On April 20, the University of California Student Association sponsored the California Statewide Walkout for students to demonstrate against budget cuts and fee increases. Students throughout the UC system, the California State University system and community colleges walked out of their classes at noon to show their discontent regarding the cost, accessibility and quality of education. UC Irvine students gathered at the flagpoles to listen to speeches and sign petitions.
Facing budget cuts, increases in tuition and less funding toward financial aid, students demonstrated to show that they’re frustrated with paying more for their education while still seeing no change in quality.
Kristi Soliman, campus organizing director for UCSA, stated her thoughts on the current budget situation.
‘We’re here to show the governor and state legislators that we care and that we’re not going to take the budget cuts,’ Soliman said. ‘We demand no more fee increases and a fully funded financial aid.’
Carlos Feliciano, board chair of UCSA and a third-year criminology, law and society major, expressed his opinions regarding the increased costs of UC tuition and how students can contribute to lower tuition costs.
‘We can’t take it anymore. [The state has] been cutting us and raising our fees every single year,’ Feliciano said. ‘Last year the state raised our fees 14 percent, this year 8 percent.
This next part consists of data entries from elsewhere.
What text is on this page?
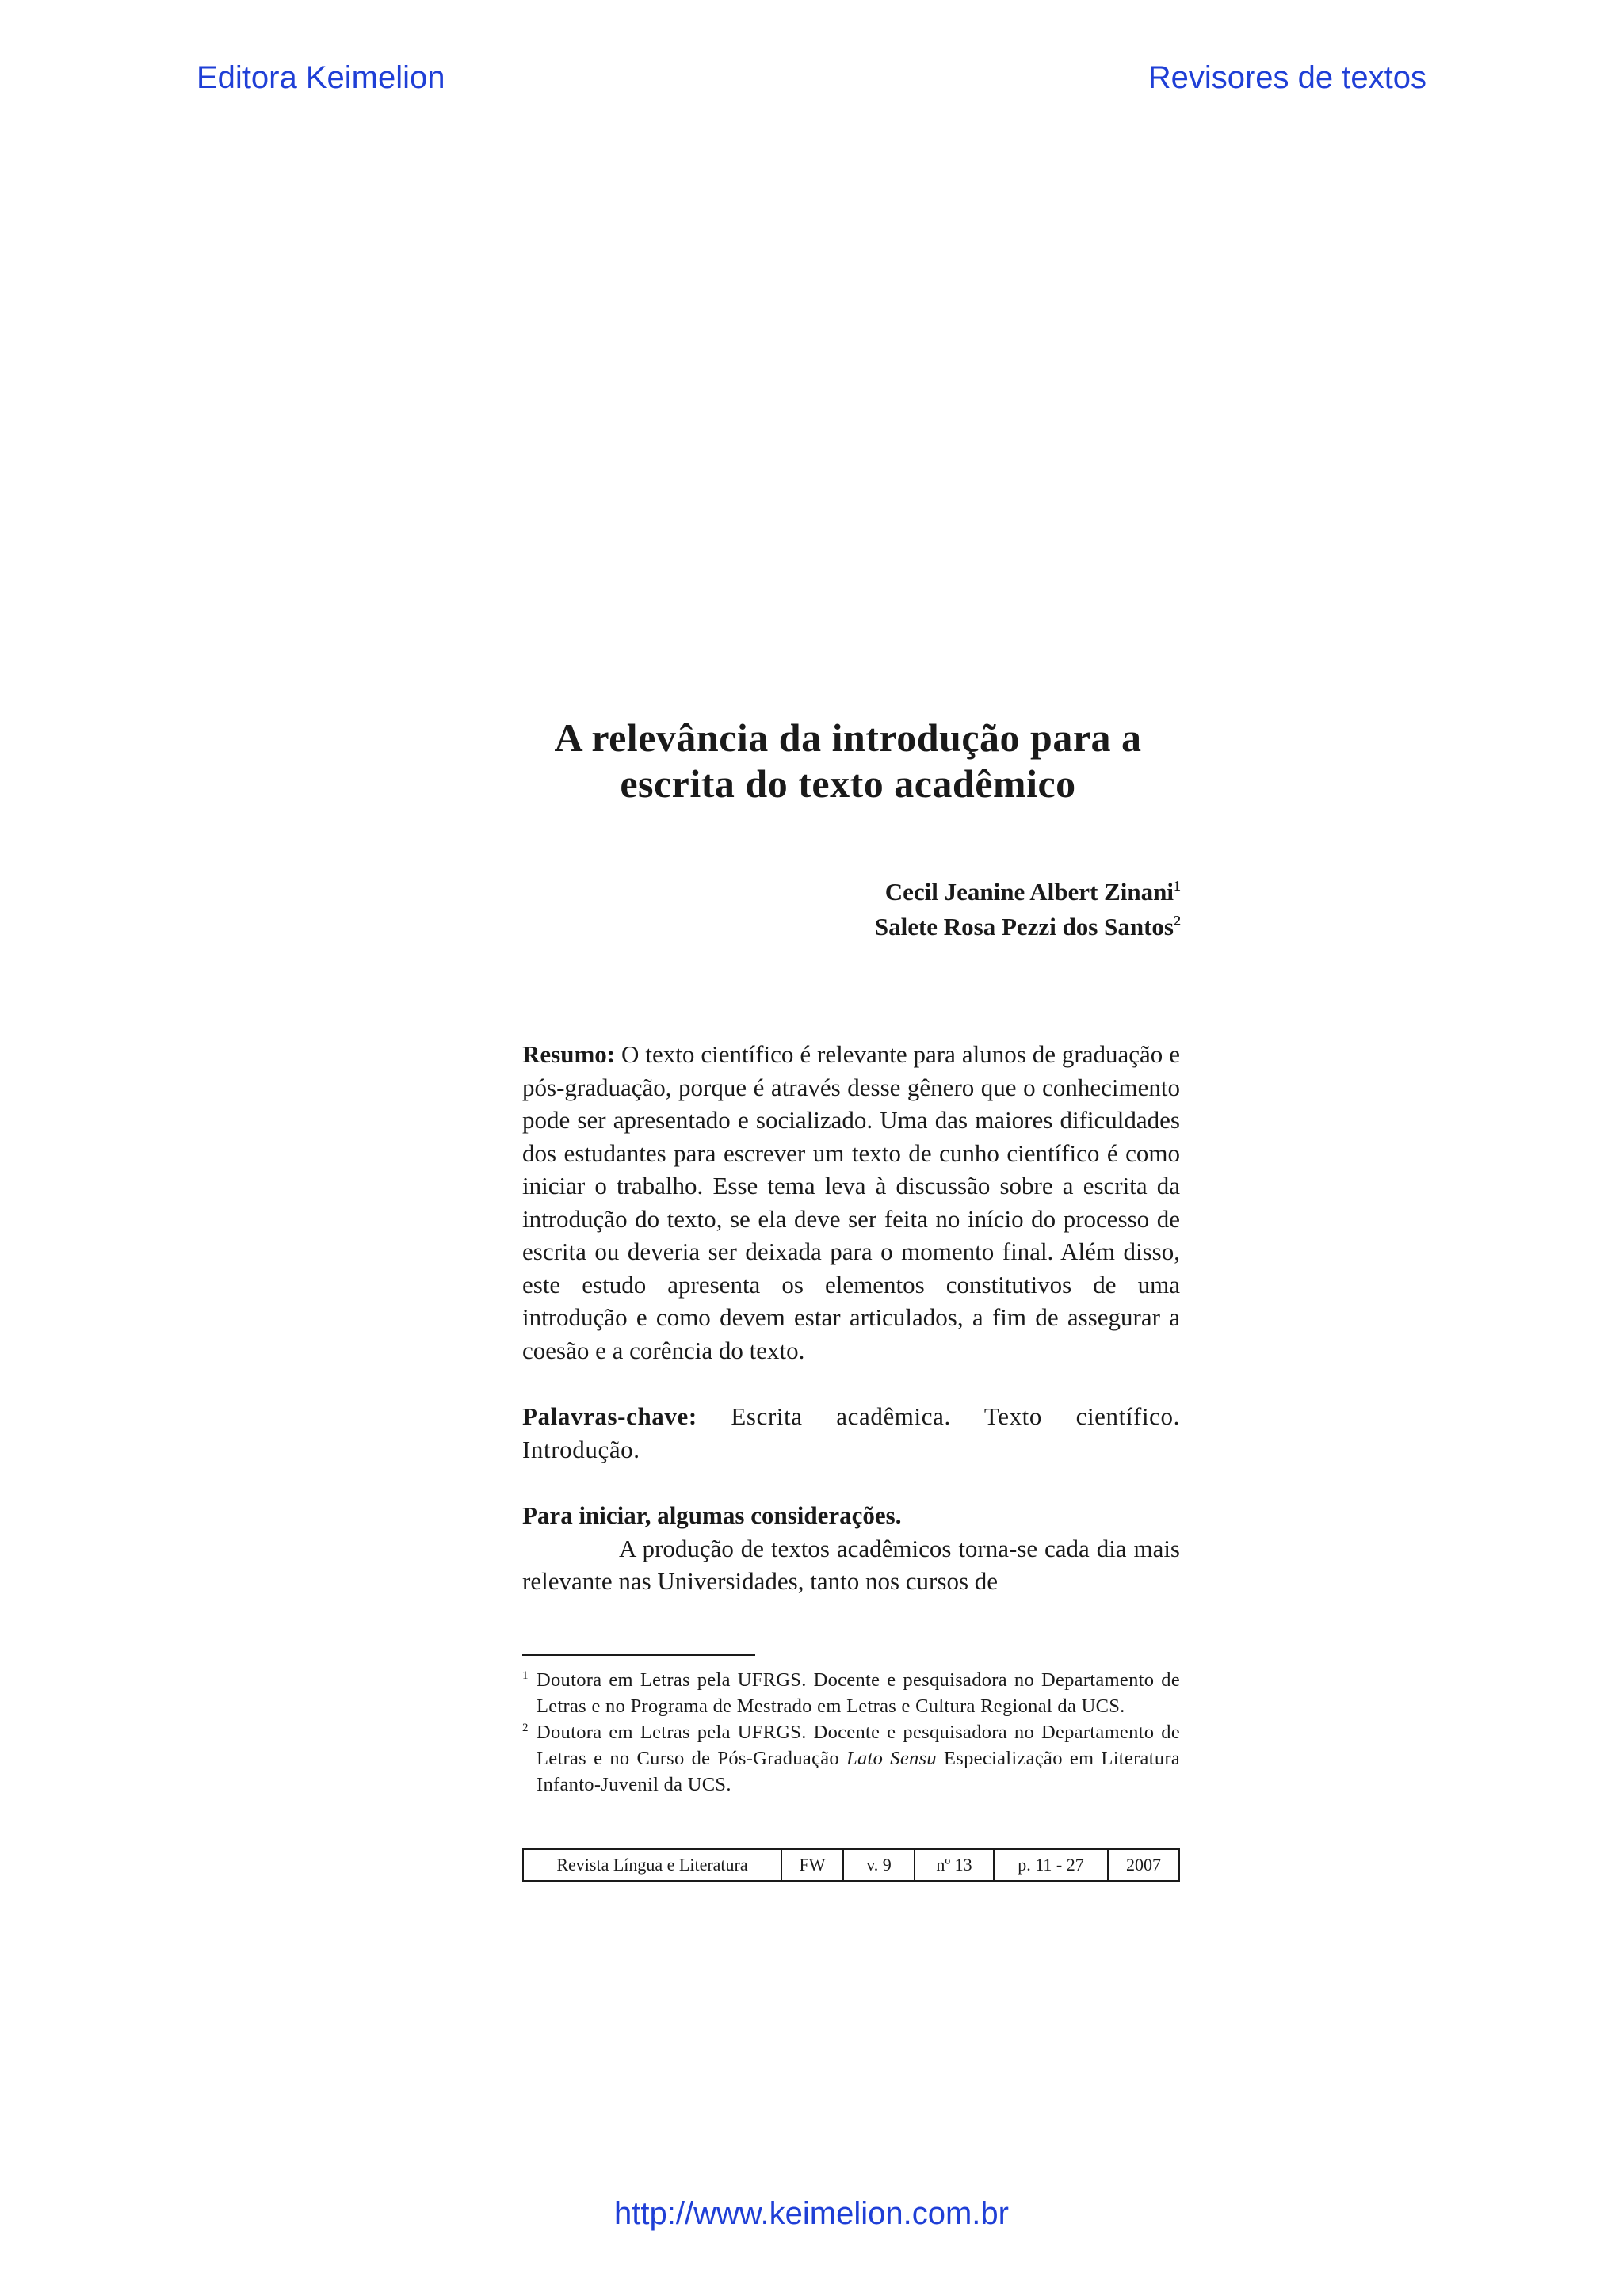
Editora Keimelion	Revisores de textos
A relevância da introdução para a
escrita do texto acadêmico
Cecil Jeanine Albert Zinani$^1$
Salete Rosa Pezzi dos Santos$^2$

Resumo: O texto científico é relevante para alunos de graduação e pós-graduação, porque é através desse gênero que o conhecimento pode ser apresentado e socializado. Uma das maiores dificuldades dos estudantes para escrever um texto de cunho científico é como iniciar o trabalho. Esse tema leva à discussão sobre a escrita da introdução do texto, se ela deve ser feita no início do processo de escrita ou deveria ser deixada para o momento final. Além disso, este estudo apresenta os elementos constitutivos de uma introdução e como devem estar articulados, a fim de assegurar a coesão e a corência do texto.

Palavras-chave: Escrita acadêmica. Texto científico. Introdução.

Para iniciar, algumas considerações.

A produção de textos acadêmicos torna-se cada dia mais relevante nas Universidades, tanto nos cursos de

1 Doutora em Letras pela UFRGS. Docente e pesquisadora no Departamento de Letras e no Programa de Mestrado em Letras e Cultura Regional da UCS.
2 Doutora em Letras pela UFRGS. Docente e pesquisadora no Departamento de Letras e no Curso de Pós-Graduação Lato Sensu Especialização em Literatura Infanto-Juvenil da UCS.
Revista Língua e Literatura	FW	v. 9	nº 13	p. 11 - 27	2007
http://www.keimelion.com.br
We have to stand up, we have to do something. Sign the petition, get out there and talk to your politicians. They need to represent you, they need to support higher education. We can make a difference if we all work together.’
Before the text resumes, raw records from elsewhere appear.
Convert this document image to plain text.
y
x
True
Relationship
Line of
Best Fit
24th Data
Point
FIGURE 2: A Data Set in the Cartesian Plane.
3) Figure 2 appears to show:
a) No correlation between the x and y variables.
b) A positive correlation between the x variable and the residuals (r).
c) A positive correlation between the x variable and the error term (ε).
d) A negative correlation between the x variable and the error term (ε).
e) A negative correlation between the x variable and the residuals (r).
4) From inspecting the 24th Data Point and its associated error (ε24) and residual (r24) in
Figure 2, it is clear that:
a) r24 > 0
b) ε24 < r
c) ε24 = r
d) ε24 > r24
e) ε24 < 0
In addition to increased tuition, students complained about the fact that funding for financial aid has not been increased. According to Vera Konkankit, campaign manager for the Associated Students of UCI, there is a significant problem with increasing tuition without increasing financial aid.
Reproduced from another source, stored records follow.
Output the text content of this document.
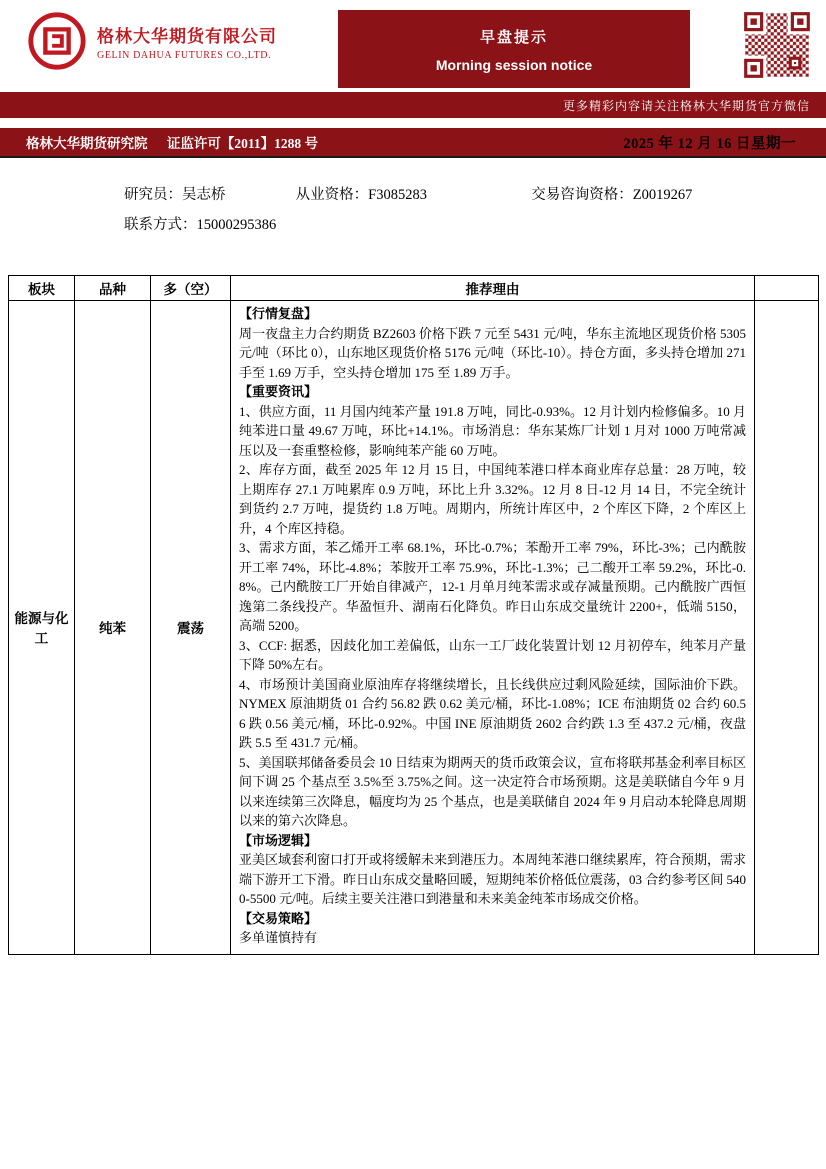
格林大华期货有限公司
GELIN DAHUA FUTURES CO.,LTD.
早盘提示
Morning session notice
更多精彩内容请关注格林大华期货官方微信
格林大华期货研究院 证监许可【2011】1288 号	2025 年 12 月 16 日星期一
研究员：吴志桥	从业资格：F3085283	交易咨询资格：Z0019267
联系方式：15000295386
板块	品种	多（空）	推荐理由	
能源与化工	纯苯	震荡	
【行情复盘】
周一夜盘主力合约期货 BZ2603 价格下跌 7 元至 5431 元/吨，华东主流地区现货价格 5305 元/吨（环比 0），山东地区现货价格 5176 元/吨（环比-10）。持仓方面，多头持仓增加 271 手至 1.69 万手，空头持仓增加 175 至 1.89 万手。
【重要资讯】
1、供应方面，11 月国内纯苯产量 191.8 万吨，同比-0.93%。12 月计划内检修偏多。10 月纯苯进口量 49.67 万吨，环比+14.1%。市场消息：华东某炼厂计划 1 月对 1000 万吨常减压以及一套重整检修，影响纯苯产能 60 万吨。
2、库存方面，截至 2025 年 12 月 15 日，中国纯苯港口样本商业库存总量：28 万吨，较上期库存 27.1 万吨累库 0.9 万吨，环比上升 3.32%。12 月 8 日-12 月 14 日，不完全统计到货约 2.7 万吨，提货约 1.8 万吨。周期内，所统计库区中，2 个库区下降，2 个库区上升，4 个库区持稳。
3、需求方面，苯乙烯开工率 68.1%，环比-0.7%；苯酚开工率 79%，环比-3%；己内酰胺开工率 74%，环比-4.8%；苯胺开工率 75.9%，环比-1.3%；己二酸开工率 59.2%，环比-0.8%。己内酰胺工厂开始自律减产，12-1 月单月纯苯需求或存减量预期。己内酰胺广西恒逸第二条线投产。华盈恒升、湖南石化降负。昨日山东成交量统计 2200+，低端 5150，高端 5200。
3、CCF: 据悉，因歧化加工差偏低，山东一工厂歧化装置计划 12 月初停车，纯苯月产量下降 50%左右。
4、市场预计美国商业原油库存将继续增长，且长线供应过剩风险延续，国际油价下跌。NYMEX 原油期货 01 合约 56.82 跌 0.62 美元/桶，环比-1.08%；ICE 布油期货 02 合约 60.56 跌 0.56 美元/桶，环比-0.92%。中国 INE 原油期货 2602 合约跌 1.3 至 437.2 元/桶，夜盘跌 5.5 至 431.7 元/桶。
5、美国联邦储备委员会 10 日结束为期两天的货币政策会议，宣布将联邦基金利率目标区间下调 25 个基点至 3.5%至 3.75%之间。这一决定符合市场预期。这是美联储自今年 9 月以来连续第三次降息，幅度均为 25 个基点，也是美联储自 2024 年 9 月启动本轮降息周期以来的第六次降息。
【市场逻辑】
亚美区域套利窗口打开或将缓解未来到港压力。本周纯苯港口继续累库，符合预期，需求端下游开工下滑。昨日山东成交量略回暖，短期纯苯价格低位震荡，03 合约参考区间 5400-5500 元/吨。后续主要关注港口到港量和未来美金纯苯市场成交价格。
【交易策略】
多单谨慎持有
‘Our tuition fees are increasing, but our financial aid hasn’t increased to cover it,’ Konkankit said. ‘So even if you’re fully funded right now, you may not be [funded in the future] because the UC system does not increase financial aid. Unless you have an outside scholarship, you’re not going to get fully funded.’
Speakers at UCI’s walkout talked about how they are unsure as to how their money is distributed and used, since many feel that their dollars aren’t going toward their education.
‘I just don’t understand where this money is going,’ said Jamie Arcinas, a second-year international studies major who participated in the demonstration. ‘I don’t see any improvements on our education.’
Brandon Espinosa, a second-year biological sciences major who also supported the walkout, expressed his unhappiness with the state’s position on higher education.
‘I think it’s ridiculous that such little focus is being put on education here in California,’ Espinosa said.
While it is true that most students are against budget cuts and higher education costs, not all students were willing to walk out of their classrooms to participate in the demonstration, according to Lisha Maddox, a member of ASUCI’s legislative council.
‘This young lady actually asked me, ‘Well, I’m paying $5,000 for my classes, why should I skip them?” Maddox said. ‘And I told her, ‘If you don’t skip them, then next year you’ll have to pay $6,000 for a quality of classes that are going to stay the same.”
The walkout had approximately 30 student supporters; however, many more support the cause. Brittany Streets, a first-year political science major, did not participate in the demonstration and gave her reasons.
‘I am upset with the tuition increase like everyone else,’ Streets said. ‘However I couldn’t walk out of a very important class. I think there are many other students who can relate to the same situation. … But it is sad to say that apathy does exist. Students are against tuition increases, but they don’t care to do anything about it.’
On the other hand, many other students stated that they would have participated in the walkout had there been more publicity of the event throughout campus.
Christina Murray, a first-year psychology major, said that she had no prior knowledge that any demonstration against budget cuts and fee increases would be held.
‘I didn’t hear anything about it, and I didn’t see any posters or handouts along Ring Road,’ Murray said. ‘I think a bigger effort should be made to publicize such an event and to inform students what a ‘walkout’ is. There are so many people who oppose the [budget] cuts and costs of our education. I definitely would have participated had I known about it.’
According to Soliman, the next protest will take place at the state capital after the UC’s fiscal budget is finalized by the state. This protest will take place in May.